L’opposizione a Trump è stato il movente decisivo perché l’attivismo da social delle modelle si trasformasse in vera e propria azione politica: molte di loro hanno partecipato alla Women’s March on Washington dello scorso gennaio, dopo che le dichiarazioni sessiste del Presidente avevano scatenato un’ondata di indignazione. Alla marcia hanno sfilato, tra molte altre star, anche la già citata Hari Nef, Dilone, la modella di origini cilene Paloma Elsesser e Stella Duval, impegnata anche con l’organizzazione Planned Parenthood. Kaia Gerber, figlia di Cindy Crawford, e Charlotte Lawrence, invece, si sono fatte notare alla March For Our Lives di Los Angeles dello scorso marzo contro le stragi armate nelle scuole americane. Alla protesta hanno preso parte anche Kim Kardashian e Kendall Jenner. Come non citare poi, Emily Ratajkowski, che a una protesta contro l’elezione alla Corte Suprema di Brett Kavanaugh, accusato di violenza da Blaisey Ford, è stata addirittura arrestata assieme all’attrice Amy Schumer. “Gli uomini che fanno del male alle donne”, ha scritto su Twitter, “Non possono più essere messi in posizioni di potere.”

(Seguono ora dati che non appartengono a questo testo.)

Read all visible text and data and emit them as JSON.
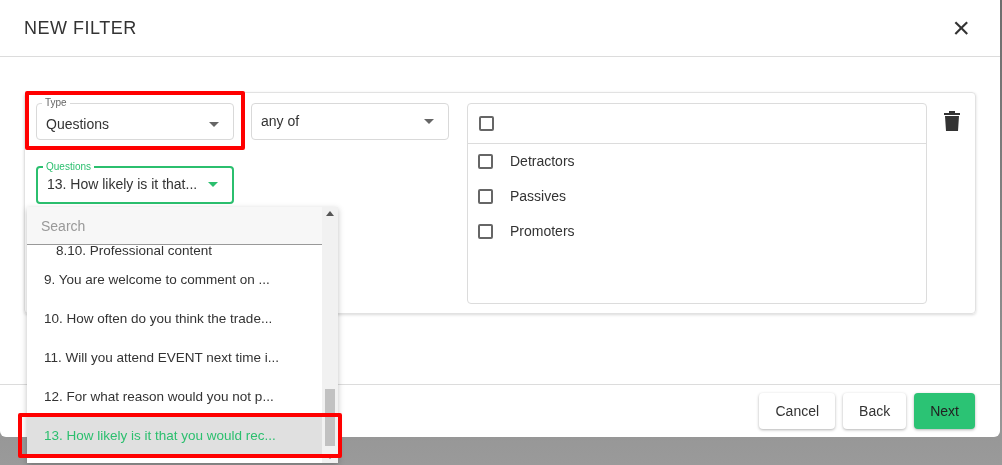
{
  "modal": {
    "title": "NEW FILTER",
    "close": "×"
  },
  "type_field": {
    "label": "Type",
    "value": "Questions",
    "highlighted": true
  },
  "operator_field": {
    "value": "any of"
  },
  "questions_field": {
    "label": "Questions",
    "value": "13. How likely is it that...",
    "focused": true
  },
  "options_panel": {
    "select_all_checked": false,
    "options": [
      {
        "label": "Detractors",
        "checked": false
      },
      {
        "label": "Passives",
        "checked": false
      },
      {
        "label": "Promoters",
        "checked": false
      }
    ]
  },
  "dropdown": {
    "placeholder": "Search",
    "items": [
      {
        "label": "8.10. Professional content",
        "kind": "subitem",
        "selected": false,
        "highlighted": false
      },
      {
        "label": "9. You are welcome to comment on ...",
        "kind": "item",
        "selected": false,
        "highlighted": false
      },
      {
        "label": "10. How often do you think the trade...",
        "kind": "item",
        "selected": false,
        "highlighted": false
      },
      {
        "label": "11. Will you attend EVENT next time i...",
        "kind": "item",
        "selected": false,
        "highlighted": false
      },
      {
        "label": "12. For what reason would you not p...",
        "kind": "item",
        "selected": false,
        "highlighted": false
      },
      {
        "label": "13. How likely is it that you would rec...",
        "kind": "item",
        "selected": true,
        "highlighted": true
      }
    ]
  },
  "buttons": [
    {
      "label": "Cancel",
      "kind": "secondary"
    },
    {
      "label": "Back",
      "kind": "secondary"
    },
    {
      "label": "Next",
      "kind": "primary"
    }
  ]
}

Da quando le modelle erano soltanto dei semplici manichini per gli abiti degli stilisti le cose sono cambiate radicalmente. Grazie alla notorietà e al privilegio di cui godono, le modelle riescono a lasciare un segno duraturo e a essere d’esempio per le migliaia di ragazze che le seguono sui canali social. Prendendo posizione, schierandosi a favore dei più deboli o delle minoranze, accompagnando queste prese di posizione a gesti concreti e significativi, dimostrano di possedere qualcosa di più di un bel corpo. Oggi le ragazze che intraprendono questa professione massacrante e spesso sottovalutata non hanno più voglia di scomparire dietro all’abito. Vogliono diventare le indiscusse protagoniste.